Anti-katholicisme

Een groot probleem was dat de Ieren die rond 1850 kwamen katholiek waren. De Verenigde Staten waren een door en door protestants land, vonden ze zelf. Pilgrim Fathers, Puriteinen: Amerika's geboorte droeg een protestants stempel. De eerste kolonisten en veel pioniers na hen kwamen om hun protestantse geloof in vrijheid te beleven. De cultuur was daar een resultante van. Amerika was een land van beweging, van individualisme, van experimenten, van onafhankelijke meningsvorming. Dat alles lag opgesloten in de grondwet, in het politieke systeem, maar vooral in de manier waarop Amerikanen in de wereld stonden. Scheiding van kerk en staat, een republikeins gedachtegoed, het concept van eigen verantwoordelijkheid, onafhankelijkheid, warsheid van centraal gezag.

 

De Ieren en de Duitsers werden verantwoordelijk gehouden voor drankmisbruik en kiezersbedrog.

 

 

 

Al die eigenschappen botsten met de basiskenmerken van het katholicisme. De Katholieke Kerk was alles behalve flexibel, maar juist gebouwd op dogma's. De katholieke kerk was niet gebaseerd op individuele verantwoordelijkheid maar op centraal gezag en hiërarchie. De Paus was de baas, niet een gekozen president. De katholieke kerk was niet modern, niet nieuw, niet democratisch.
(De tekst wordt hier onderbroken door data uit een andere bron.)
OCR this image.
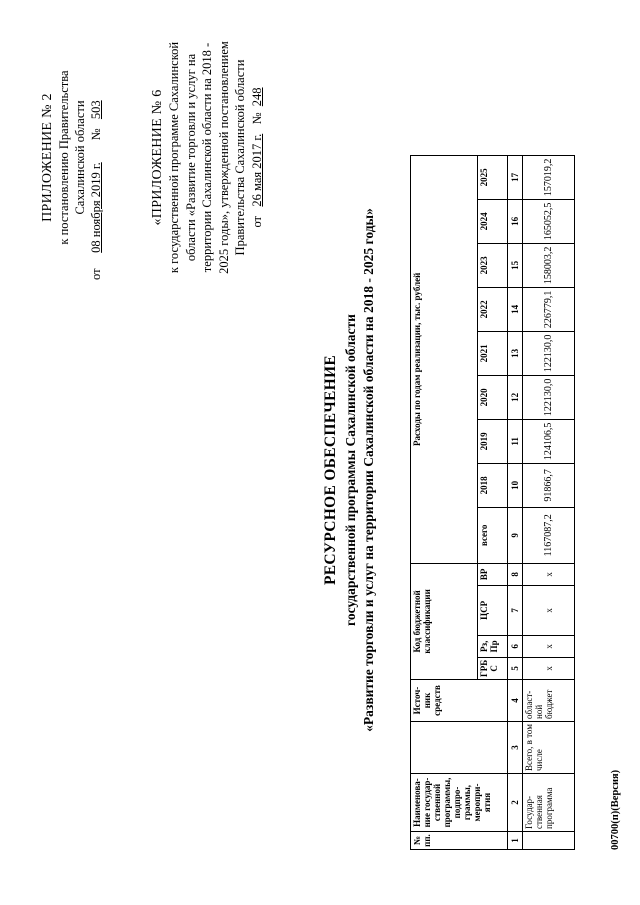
ПРИЛОЖЕНИЕ № 2 к постановлению Правительства Сахалинской области
от     08 ноября 2019 г.       №   503	«ПРИЛОЖЕНИЕ № 6 к государственной программе Сахалинской области «Развитие торговли и услуг на территории Сахалинской области на 2018 - 2025 годы», утвержденной постановлением Правительства Сахалинской области от   26 мая 2017 г.   №  248
РЕСУРСНОЕ ОБЕСПЕЧЕНИЕ государственной программы Сахалинской области «Развитие торговли и услуг на территории Сахалинской области на 2018 - 2025 годы»
№ пп.	Наименова-ние государ-ственной программы, подпро-граммы, меропри-ятия		Источ-ник средств	Код бюджетной классификации				Расходы по годам реализации, тыс. рублей								
				ГРБ С	Рз, Пр	ЦСР	ВР	всего	2018	2019	2020	2021	2022	2023	2024	2025

1	2	3	4	5	6	7	8	9	10	11	12	13	14	15	16	17
	Государ-ственная программа	Всего, в том числе	област-ной бюджет	х	х	х	х	1167087,2	91866,7	124106,5	122130,0	122130,0	226779,1	158003,2	165052,5	157019,2
00700(п)(Версия)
De katholieke kerk, kortom, was een vijand van alles waar Amerika voor stond.

In 1841, toen de aantallen katholieke Ieren en Duitsers nog beperkt waren, had hun aanwezigheid al geleid tot anti-katholieke retoriek. Dat jaar riep Samuel Morse, de uitvinder van de telegraaf, al op tot een totale stop op immigratie van katholieken. Hij zag een katholieke samenzwering om de Amerikaanse democratie te ondermijnen en te onderwerpen aan Rome. Volgens Morse was de leiding in handen van Prins Metternich van Oostenrijk, geholpen door een leger van Jezuïten. ‘Sta op! Sta op! Ik smeek u!', schreef Morse. ‘Word wakker! Neem de stellingen in! Sluit de open poorten! Uw vijanden, verkleed als vrienden, komen met duizenden tegelijk uw ruïne binnenstromen door de open poorten van naturalisatie'.

Morse was niet de enige bangmaker, wel de bekendste. Andere samenzwerings adepten wisten heel zeker dat president Washington op de paus doelde toen hij bij zijn afscheid in 1797 Amerika opriep zich niet te verbinden met buitenlandse mogendheden. Anderen meenden dat de Mississippi door de paus geclaimd werd. Ze hadden gehoord dat de vallei van de rivier al zou zijn opgemeten en in kaart was gebracht door de Jezuïten. Met zoveel onderhuidse angst en de Amerikaanse voorliefde voor samenzweringen, is het niet zo vreemd dat de explosie van katholieke immigranten uit Ierland en Duitsland een heftige reactie teweeg bracht.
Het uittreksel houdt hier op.